3. Know why you are doing this. Why are you making this change? Why are you trying to get in shape? Why are you trying to eat better? Why are you passing on that glorious piece of cheesecake? Why are you dragging yourself out of bed and getting in your car to go work out when you could get another hour of sleep? If you don’t know the answers to these questions, and if your answers aren’t sufficient for you – you will fail.
When I first lost weight before meeting Janelle my primary motivation was to get thinner so girls would like me. As I ran around Lake Elizabeth or ate my chicken breast at Outback while my buddies savored the garlic mashed potatoes I would remember why I was doing this: for the ladies. Yes, it’s shallow as heck, but it was my motivation. I dropped weight throughout the year, met Janelle, got engaged, and lost my motivation. My habits also took a hit; I wanted to spend lots of time with her, which meant I’d eat with her and her family or hang out instead of working out. I no longer had a good answer to those questions – at least not one I really believed. I knew working out would make me healthier and feel better but I didn’t really care.

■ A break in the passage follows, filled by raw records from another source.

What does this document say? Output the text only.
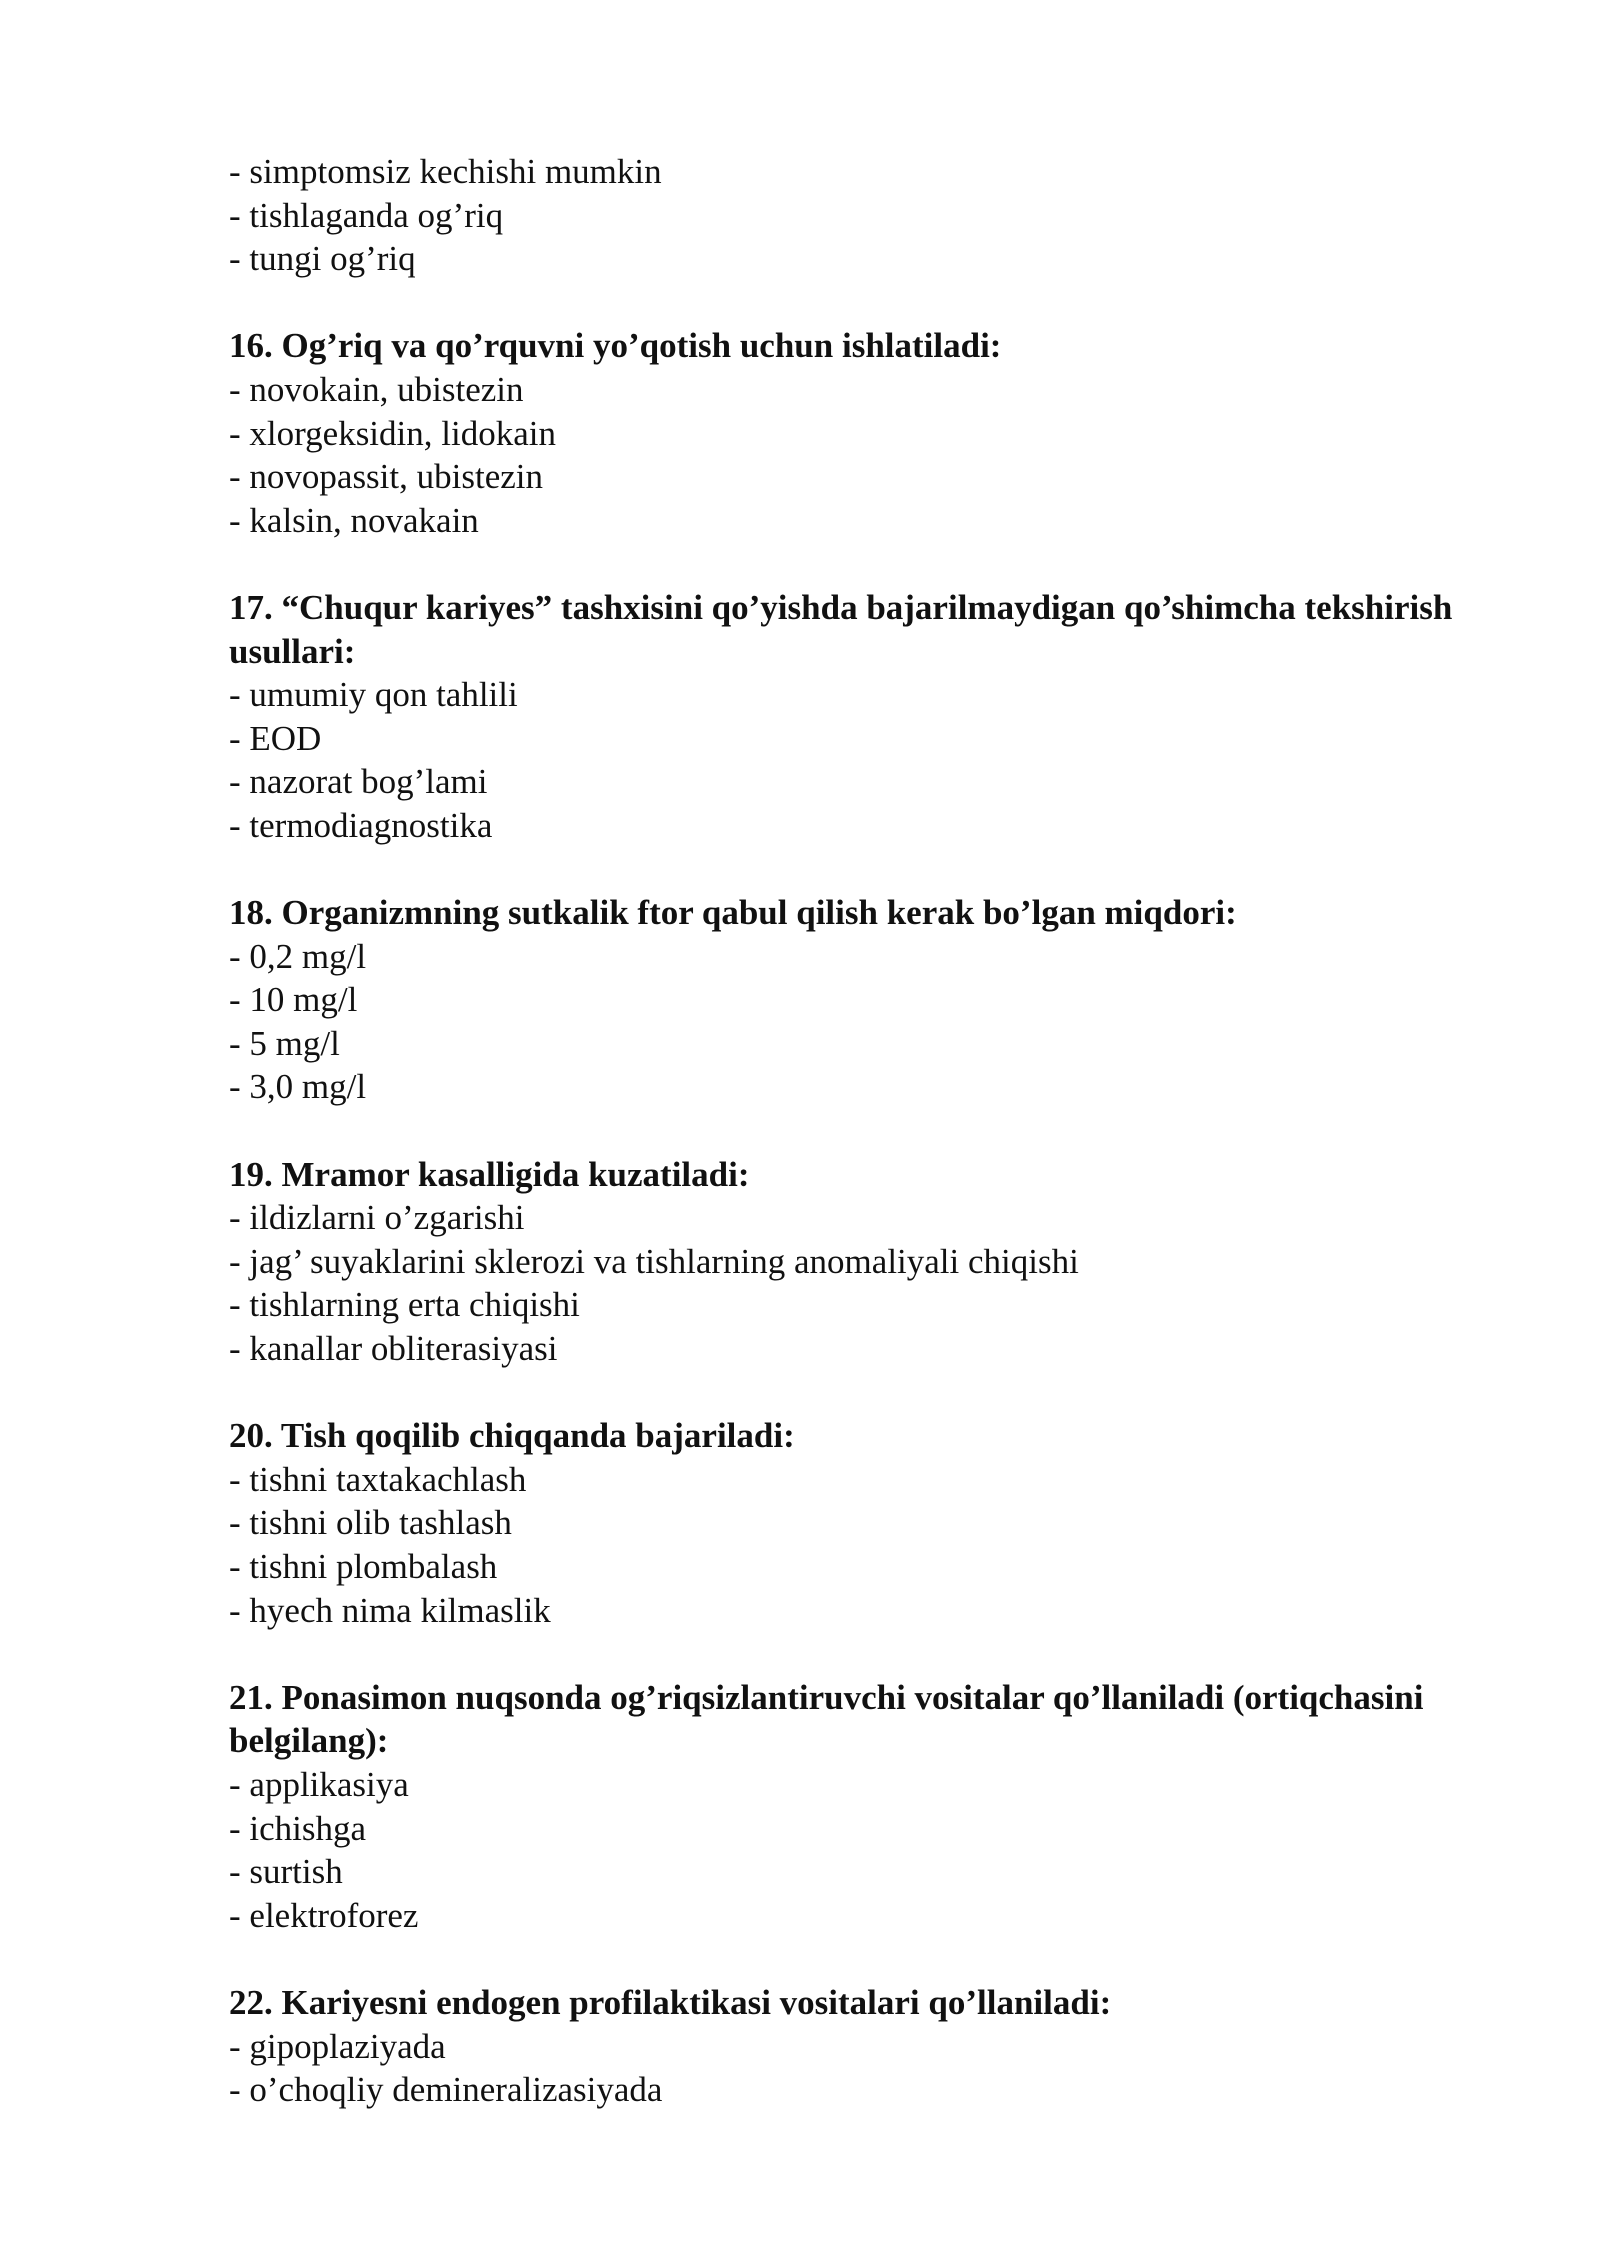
- simptomsiz kechishi mumkin
- tishlaganda og’riq
- tungi og’riq

16. Og’riq va qo’rquvni yo’qotish uchun ishlatiladi:

- novokain, ubistezin
- xlorgeksidin, lidokain
- novopassit, ubistezin
- kalsin, novakain

17. “Chuqur kariyes” tashxisini qo’yishda bajarilmaydigan qo’shimcha tekshirish usullari:

- umumiy qon tahlili
- EOD
- nazorat bog’lami
- termodiagnostika

18. Organizmning sutkalik ftor qabul qilish kerak bo’lgan miqdori:

- 0,2 mg/l
- 10 mg/l
- 5 mg/l
- 3,0 mg/l

19. Mramor kasalligida kuzatiladi:

- ildizlarni o’zgarishi
- jag’ suyaklarini sklerozi va tishlarning anomaliyali chiqishi
- tishlarning erta chiqishi
- kanallar obliterasiyasi

20. Tish qoqilib chiqqanda bajariladi:

- tishni taxtakachlash
- tishni olib tashlash
- tishni plombalash
- hyech nima kilmaslik

21. Ponasimon nuqsonda og’riqsizlantiruvchi vositalar qo’llaniladi (ortiqchasini belgilang):

- applikasiya
- ichishga
- surtish
- elektroforez

22. Kariyesni endogen profilaktikasi vositalari qo’llaniladi:

- gipoplaziyada
- o’choqliy demineralizasiyada
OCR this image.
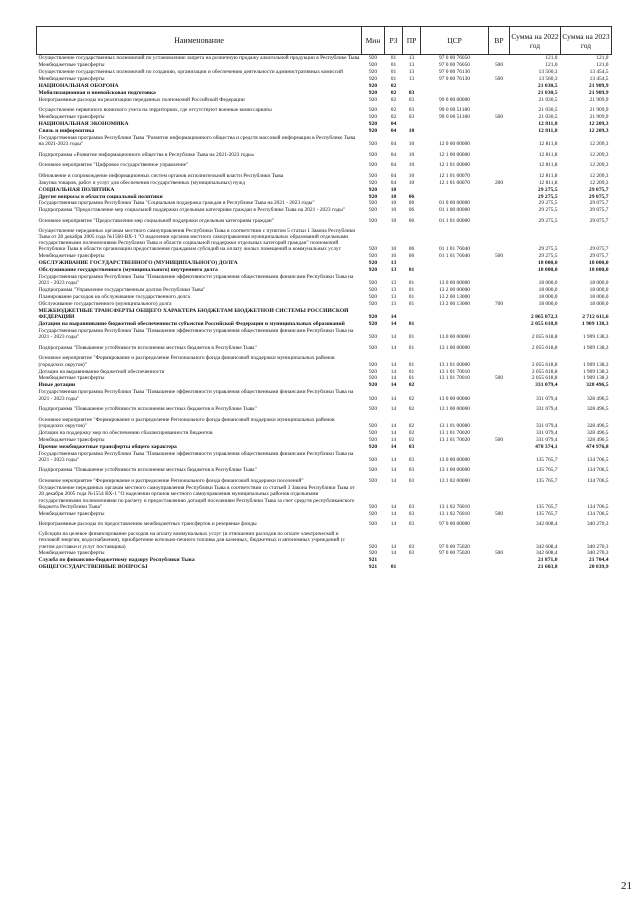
Наименование	Мин	РЗ	ПР	ЦСР	ВР	Сумма на 2022 год	Сумма на 2023 год
Осуществление государственных полномочий по установлению запрета на розничную продажу алкогольной продукции в Республике Тыва	920	01	13	97 0 00 76050		121,0	121,0
Межбюджетные трансферты	920	01	13	97 0 00 76050	500	121,0	121,0
Осуществление государственных полномочий по созданию, организации и обеспечению деятельности административных комиссий	920	01	13	97 0 00 76130		13 560,3	13 454,5
Межбюджетные трансферты	920	01	13	97 0 00 76130	500	13 560,3	13 454,5
НАЦИОНАЛЬНАЯ ОБОРОНА	920	02				21 030,5	21 909,9
Мобилизационная и вневойсковая подготовка	920	02	03			21 030,5	21 909,9
Непрограммные расходы на реализацию переданных полномочий Российской Федерации	920	02	03	99 0 00 00000		21 030,5	21 909,9
Осуществление первичного воинского учета на территориях, где отсутствуют военные комиссариаты	920	02	03	99 0 00 51180		21 030,5	21 909,9
Межбюджетные трансферты	920	02	03	99 0 00 51180	500	21 030,5	21 909,9
НАЦИОНАЛЬНАЯ ЭКОНОМИКА	920	04				12 811,8	12 209,3
Связь и информатика	920	04	10			12 811,8	12 209,3
Государственная программа Республики Тыва "Развитие информационного общества и средств массовой информации в Республике Тыва на 2021-2023 годы"	920	04	10	12 0 00 00000		12 811,8	12 209,3
Подпрограмма «Развитие информационного общества в Республике Тыва на 2021-2023 годы»	920	04	10	12 1 00 00000		12 811,8	12 209,3
Основное мероприятие "Цифровое государственное управление"	920	04	10	12 1 01 00000		12 811,8	12 209,3
Обновление и сопровождение информационных систем органов исполнительной власти Республики Тыва	920	04	10	12 1 01 00070		12 811,8	12 209,3
Закупка товаров, работ и услуг для обеспечения государственных (муниципальных) нужд	920	04	10	12 1 01 00070	200	12 811,8	12 209,3
СОЦИАЛЬНАЯ ПОЛИТИКА	920	10				29 275,5	29 075,7
Другие вопросы в области социальной политики	920	10	06			29 275,5	29 075,7
Государственная программа Республики Тыва "Социальная поддержка граждан в Республике Тыва на 2021 - 2023 годы"	920	10	06	01 0 00 00000		29 275,5	29 075,7
Подпрограмма "Предоставление мер социальной поддержки отдельным категориям граждан в Республике Тыва на 2021 - 2023 годы"	920	10	06	01 1 00 00000		29 275,5	29 075,7
Основное мероприятие "Предоставление мер социальной поддержки отдельным категориям граждан"	920	10	06	01 1 01 00000		29 275,5	29 075,7
Осуществление переданных органам местного самоуправления Республики Тыва в соответствии с пунктом 5 статьи 1 Закона Республики Тыва от 28 декабря 2005 года №1560-ВХ-1 "О наделении органов местного самоуправления муниципальных образований отдельными государственными полномочиями Республики Тыва и области социальной поддержки отдельных категорий граждан" полномочий Республики Тыва в области организации предоставления гражданам субсидий на оплату жилых помещений и коммунальных услуг	920	10	06	01 1 01 76040		29 275,5	29 075,7
Межбюджетные трансферты	920	10	06	01 1 01 76040	500	29 275,5	29 075,7
ОБСЛУЖИВАНИЕ ГОСУДАРСТВЕННОГО (МУНИЦИПАЛЬНОГО) ДОЛГА	920	13				18 000,0	18 000,0
Обслуживание государственного (муниципального) внутреннего долга	920	13	01			18 000,0	18 000,0
Государственная программа Республики Тыва "Повышение эффективности управления общественными финансами Республики Тыва на 2021 - 2023 годы"	920	13	01	13 0 00 00000		18 000,0	18 000,0
Подпрограмма "Управление государственным долгом Республики Тыва"	920	13	01	13 2 00 00000		18 000,0	18 000,0
Планирование расходов на обслуживание государственного долга	920	13	01	13 2 00 13000		18 000,0	18 000,0
Обслуживание государственного (муниципального) долга	920	13	01	13 2 00 13000	700	18 000,0	18 000,0
МЕЖБЮДЖЕТНЫЕ ТРАНСФЕРТЫ ОБЩЕГО ХАРАКТЕРА БЮДЖЕТАМ БЮДЖЕТНОЙ СИСТЕМЫ РОССИЙСКОЙ ФЕДЕРАЦИИ	920	14				2 865 072,3	2 712 611,6
Дотации на выравнивание бюджетной обеспеченности субъектов Российской Федерации и муниципальных образований	920	14	01			2 055 618,8	1 909 138,3
Государственная программа Республики Тыва "Повышение эффективности управления общественными финансами Республики Тыва на 2021 - 2023 годы"	920	14	01	13 0 00 00000		2 055 618,8	1 909 138,3
Подпрограмма "Повышение устойчивости исполнения местных бюджетов в Республике Тыва"	920	14	01	13 1 00 00000		2 055 618,8	1 909 138,3
Основное мероприятие "Формирование и распределение Регионального фонда финансовой поддержки муниципальных районов (городских округов)"	920	14	01	13 1 01 00000		2 055 618,8	1 909 138,3
Дотации на выравнивание бюджетной обеспеченности	920	14	01	13 1 01 70010		2 055 618,8	1 909 138,3
Межбюджетные трансферты	920	14	01	13 1 01 70010	500	2 055 618,8	1 909 138,3
Иные дотации	920	14	02			331 079,4	328 496,5
Государственная программа Республики Тыва "Повышение эффективности управления общественными финансами Республики Тыва на 2021 - 2023 годы"	920	14	02	13 0 00 00000		331 079,4	328 496,5
Подпрограмма "Повышение устойчивости исполнения местных бюджетов в Республике Тыва"	920	14	02	13 1 00 00000		331 079,4	328 496,5
Основное мероприятие "Формирование и распределение Регионального фонда финансовой поддержки муниципальных районов (городских округов)"	920	14	02	13 1 01 00000		331 079,4	328 496,5
Дотации на поддержку мер по обеспечению сбалансированности бюджетов	920	14	02	13 1 01 70020		331 079,4	328 496,5
Межбюджетные трансферты	920	14	02	13 1 01 70020	500	331 079,4	328 496,5
Прочие межбюджетные трансферты общего характера	920	14	03			478 374,1	474 976,8
Государственная программа Республики Тыва "Повышение эффективности управления общественными финансами Республики Тыва на 2021 - 2023 годы"	920	14	03	13 0 00 00000		135 765,7	134 706,5
Подпрограмма "Повышение устойчивости исполнения местных бюджетов в Республике Тыва"	920	14	03	13 1 00 00000		135 765,7	134 706,5
Основное мероприятие "Формирование и распределение Регионального фонда финансовой поддержки поселений"	920	14	03	13 1 02 00000		135 765,7	134 706,5
Осуществление переданных органам местного самоуправления Республики Тыва в соответствии со статьей 3 Закона Республики Тыва от 28 декабря 2005 года №1554 ВХ-1 "О наделении органов местного самоуправления муниципальных районов отдельными государственными полномочиями по расчету и предоставлению дотаций поселениям Республики Тыва за счет средств республиканского бюджета Республики Тыва"	920	14	03	13 1 02 76010		135 765,7	134 706,5
Межбюджетные трансферты	920	14	03	13 1 02 76010	500	135 765,7	134 706,5
Непрограммные расходы по предоставлению межбюджетных трансфертов и резервные фонды	920	14	03	97 0 00 00000		342 608,4	340 270,3
Субсидии на целевое финансирование расходов на оплату коммунальных услуг (в отношении расходов по оплате электрической и тепловой энергии, водоснабжения), приобретение котельно-печного топлива для казенных, бюджетных и автономных учреждений (с учетом доставки и услуг поставщика)	920	14	03	97 0 00 75020		342 608,4	340 270,3
Межбюджетные трансферты	920	14	03	97 0 00 75020	500	342 608,4	340 270,3
Служба по финансово-бюджетному надзору Республики Тыва	921					21 871,0	21 704,4
ОБЩЕГОСУДАРСТВЕННЫЕ ВОПРОСЫ	921	01				21 603,8	20 839,9
21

Over the next couple of years I developed new motivation and now the answers to those questions keep me motivated. When my alarm goes off at 4:45am and I’m tired because I didn’t sleep well and I don’t want to get up, I can answer the question I ask myself: “why am I doing this?” Make sure you can do the same. If you don’t answer the question before your alarm goes off, and answer it in a way that means something to you, then you’ll have a hard time sticking with it.